62.  The Lovers* (2017) – Michael (Tracey Letts) is a philandering husband, constantly contacting his aggrieved wife Mary (a hardly-recognizable Debra Winger) with excuses so he can spend time with his paramour Lucy (Melora Walters).  But Mary seems relieved, because she is involved in an extramarital affair of her own, with younger and hunkier Robert (Aidan Gillen).  Although Michael and Mary reside in the same house, their paths barely cross, and both of them know this sham of a marriage is nearing an end.  They – and their partners – are just waiting for their son Joel (Tyler Ross) to come home for a visit so they can tell him in person.  But somewhere along the way to resolution, Michael and Mary find each other again and start a fervent romance, with each lying to their other lover to spend time together.  What exactly IS fidelity anyway, you might ask.  Is it cheating if you are secretly having an “affair” with your own spouse?  There were people chuckling in the theater, but the movie never elicited that response from me.  It was a story I had never seen or considered before, and I felt real sadness for the characters (particularly Winger as Mary, with lines of anguish etched into her face).  Different isn’t necessarily bad, but it isn’t necessarily good, either.  3 cans.
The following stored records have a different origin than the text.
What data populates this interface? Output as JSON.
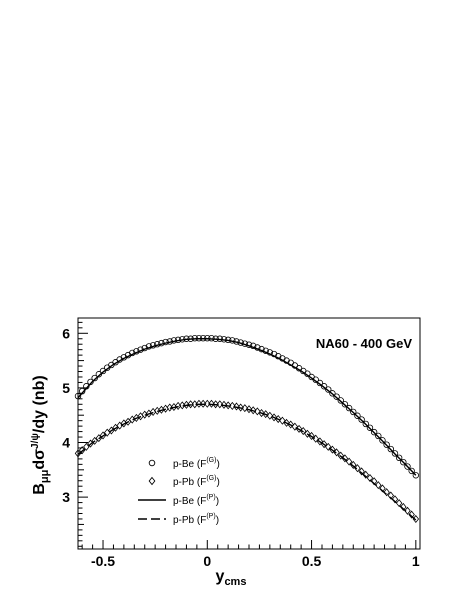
{
  "chart_data": {
    "type": "scatter",
    "title": "",
    "annotation": "NA60 - 400 GeV",
    "xlabel": {
      "main": "y",
      "sub": "cms"
    },
    "ylabel": {
      "b": "B",
      "b_sub": "μμ",
      "mid": "dσ",
      "sup": "J/ψ",
      "tail": "/dy (nb)"
    },
    "xlim": [
      -0.62,
      1.02
    ],
    "ylim": [
      2.05,
      6.28
    ],
    "xticks": [
      {
        "value": -0.5,
        "label": "-0.5"
      },
      {
        "value": 0,
        "label": "0"
      },
      {
        "value": 0.5,
        "label": "0.5"
      },
      {
        "value": 1,
        "label": "1"
      }
    ],
    "yticks": [
      {
        "value": 3,
        "label": "3"
      },
      {
        "value": 4,
        "label": "4"
      },
      {
        "value": 5,
        "label": "5"
      },
      {
        "value": 6,
        "label": "6"
      }
    ],
    "legend_placement": "left",
    "legend": [
      {
        "marker": "circle",
        "text": "p-Be (F",
        "sup": "(G)",
        "close": ")"
      },
      {
        "marker": "diamond",
        "text": "p-Pb (F",
        "sup": "(G)",
        "close": ")"
      },
      {
        "marker": "solid-line",
        "text": "p-Be (F",
        "sup": "(P)",
        "close": ")"
      },
      {
        "marker": "dashed-line",
        "text": "p-Pb (F",
        "sup": "(P)",
        "close": ")"
      }
    ],
    "series": [
      {
        "name": "p-Be (F(G))",
        "style": "markers",
        "marker": "circle",
        "x": [
          -0.62,
          -0.6,
          -0.58,
          -0.56,
          -0.54,
          -0.52,
          -0.5,
          -0.48,
          -0.46,
          -0.44,
          -0.42,
          -0.4,
          -0.38,
          -0.36,
          -0.34,
          -0.32,
          -0.3,
          -0.28,
          -0.26,
          -0.24,
          -0.22,
          -0.2,
          -0.18,
          -0.16,
          -0.14,
          -0.12,
          -0.1,
          -0.08,
          -0.06,
          -0.04,
          -0.02,
          0.0,
          0.02,
          0.04,
          0.06,
          0.08,
          0.1,
          0.12,
          0.14,
          0.16,
          0.18,
          0.2,
          0.22,
          0.24,
          0.26,
          0.28,
          0.3,
          0.32,
          0.34,
          0.36,
          0.38,
          0.4,
          0.42,
          0.44,
          0.46,
          0.48,
          0.5,
          0.52,
          0.54,
          0.56,
          0.58,
          0.6,
          0.62,
          0.64,
          0.66,
          0.68,
          0.7,
          0.72,
          0.74,
          0.76,
          0.78,
          0.8,
          0.82,
          0.84,
          0.86,
          0.88,
          0.9,
          0.92,
          0.94,
          0.96,
          0.98,
          1.0
        ],
        "y": [
          4.85,
          4.94,
          5.03,
          5.11,
          5.18,
          5.25,
          5.31,
          5.37,
          5.42,
          5.47,
          5.52,
          5.56,
          5.6,
          5.64,
          5.67,
          5.7,
          5.73,
          5.76,
          5.78,
          5.8,
          5.82,
          5.84,
          5.85,
          5.87,
          5.88,
          5.89,
          5.9,
          5.9,
          5.91,
          5.91,
          5.91,
          5.91,
          5.91,
          5.9,
          5.9,
          5.89,
          5.88,
          5.87,
          5.85,
          5.83,
          5.81,
          5.79,
          5.77,
          5.74,
          5.71,
          5.68,
          5.65,
          5.62,
          5.58,
          5.54,
          5.5,
          5.46,
          5.41,
          5.36,
          5.31,
          5.26,
          5.2,
          5.15,
          5.09,
          5.03,
          4.97,
          4.9,
          4.84,
          4.77,
          4.7,
          4.63,
          4.56,
          4.49,
          4.42,
          4.34,
          4.27,
          4.19,
          4.12,
          4.04,
          3.96,
          3.88,
          3.8,
          3.72,
          3.64,
          3.56,
          3.48,
          3.4
        ]
      },
      {
        "name": "p-Pb (F(G))",
        "style": "markers",
        "marker": "diamond",
        "x": [
          -0.62,
          -0.6,
          -0.58,
          -0.56,
          -0.54,
          -0.52,
          -0.5,
          -0.48,
          -0.46,
          -0.44,
          -0.42,
          -0.4,
          -0.38,
          -0.36,
          -0.34,
          -0.32,
          -0.3,
          -0.28,
          -0.26,
          -0.24,
          -0.22,
          -0.2,
          -0.18,
          -0.16,
          -0.14,
          -0.12,
          -0.1,
          -0.08,
          -0.06,
          -0.04,
          -0.02,
          0.0,
          0.02,
          0.04,
          0.06,
          0.08,
          0.1,
          0.12,
          0.14,
          0.16,
          0.18,
          0.2,
          0.22,
          0.24,
          0.26,
          0.28,
          0.3,
          0.32,
          0.34,
          0.36,
          0.38,
          0.4,
          0.42,
          0.44,
          0.46,
          0.48,
          0.5,
          0.52,
          0.54,
          0.56,
          0.58,
          0.6,
          0.62,
          0.64,
          0.66,
          0.68,
          0.7,
          0.72,
          0.74,
          0.76,
          0.78,
          0.8,
          0.82,
          0.84,
          0.86,
          0.88,
          0.9,
          0.92,
          0.94,
          0.96,
          0.98,
          1.0
        ],
        "y": [
          3.8,
          3.86,
          3.92,
          3.98,
          4.03,
          4.08,
          4.13,
          4.18,
          4.22,
          4.27,
          4.31,
          4.35,
          4.38,
          4.42,
          4.45,
          4.48,
          4.51,
          4.53,
          4.56,
          4.58,
          4.6,
          4.62,
          4.64,
          4.65,
          4.67,
          4.68,
          4.69,
          4.7,
          4.7,
          4.71,
          4.71,
          4.71,
          4.71,
          4.7,
          4.7,
          4.69,
          4.68,
          4.67,
          4.66,
          4.64,
          4.63,
          4.61,
          4.59,
          4.57,
          4.54,
          4.52,
          4.49,
          4.46,
          4.43,
          4.4,
          4.36,
          4.33,
          4.29,
          4.25,
          4.21,
          4.16,
          4.12,
          4.07,
          4.02,
          3.97,
          3.92,
          3.87,
          3.82,
          3.76,
          3.71,
          3.65,
          3.59,
          3.53,
          3.47,
          3.41,
          3.35,
          3.29,
          3.22,
          3.16,
          3.09,
          3.03,
          2.96,
          2.89,
          2.82,
          2.75,
          2.68,
          2.6
        ]
      },
      {
        "name": "p-Be (F(P))",
        "style": "solid-line",
        "x": [
          -0.62,
          -0.55,
          -0.5,
          -0.45,
          -0.4,
          -0.35,
          -0.3,
          -0.25,
          -0.2,
          -0.15,
          -0.1,
          -0.05,
          0.0,
          0.05,
          0.1,
          0.15,
          0.2,
          0.25,
          0.3,
          0.35,
          0.4,
          0.45,
          0.5,
          0.55,
          0.6,
          0.65,
          0.7,
          0.75,
          0.8,
          0.85,
          0.9,
          0.95,
          1.0
        ],
        "y": [
          4.82,
          5.12,
          5.29,
          5.43,
          5.54,
          5.63,
          5.71,
          5.77,
          5.82,
          5.86,
          5.89,
          5.9,
          5.9,
          5.89,
          5.87,
          5.83,
          5.77,
          5.7,
          5.62,
          5.53,
          5.42,
          5.31,
          5.18,
          5.04,
          4.89,
          4.72,
          4.55,
          4.37,
          4.18,
          3.99,
          3.79,
          3.6,
          3.4
        ]
      },
      {
        "name": "p-Pb (F(P))",
        "style": "dashed-line",
        "x": [
          -0.62,
          -0.55,
          -0.5,
          -0.45,
          -0.4,
          -0.35,
          -0.3,
          -0.25,
          -0.2,
          -0.15,
          -0.1,
          -0.05,
          0.0,
          0.05,
          0.1,
          0.15,
          0.2,
          0.25,
          0.3,
          0.35,
          0.4,
          0.45,
          0.5,
          0.55,
          0.6,
          0.65,
          0.7,
          0.75,
          0.8,
          0.85,
          0.9,
          0.95,
          1.0
        ],
        "y": [
          3.78,
          4.0,
          4.12,
          4.24,
          4.34,
          4.43,
          4.5,
          4.56,
          4.61,
          4.65,
          4.68,
          4.7,
          4.7,
          4.69,
          4.67,
          4.64,
          4.6,
          4.55,
          4.49,
          4.41,
          4.32,
          4.22,
          4.11,
          3.99,
          3.86,
          3.72,
          3.57,
          3.41,
          3.25,
          3.08,
          2.92,
          2.75,
          2.58
        ]
      }
    ]
  }
}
63.  The Great Escape (1963) – No, this is NOT a vacation flick.  It is about a group of military prisoners of war at a German prison camp in WWII who bond together and dig their way out.  Back in the day, films used to be made that included large casts of notable names.  Here we have James Garner (his war movie “36 Hours” is even better than this one), Steve McQueen, Richard Attenborough, Charles Bronson, James Coburn and many more as the imprisoned men who cleverly manage to dig their way out of the camp and back into society.  But will their escape stand?  Or will their new identities hold up?  This movie is based on a true story and brings humor and humanity to an otherwise life-threatening and dismal situation.  Great performance all around.  3½ cans.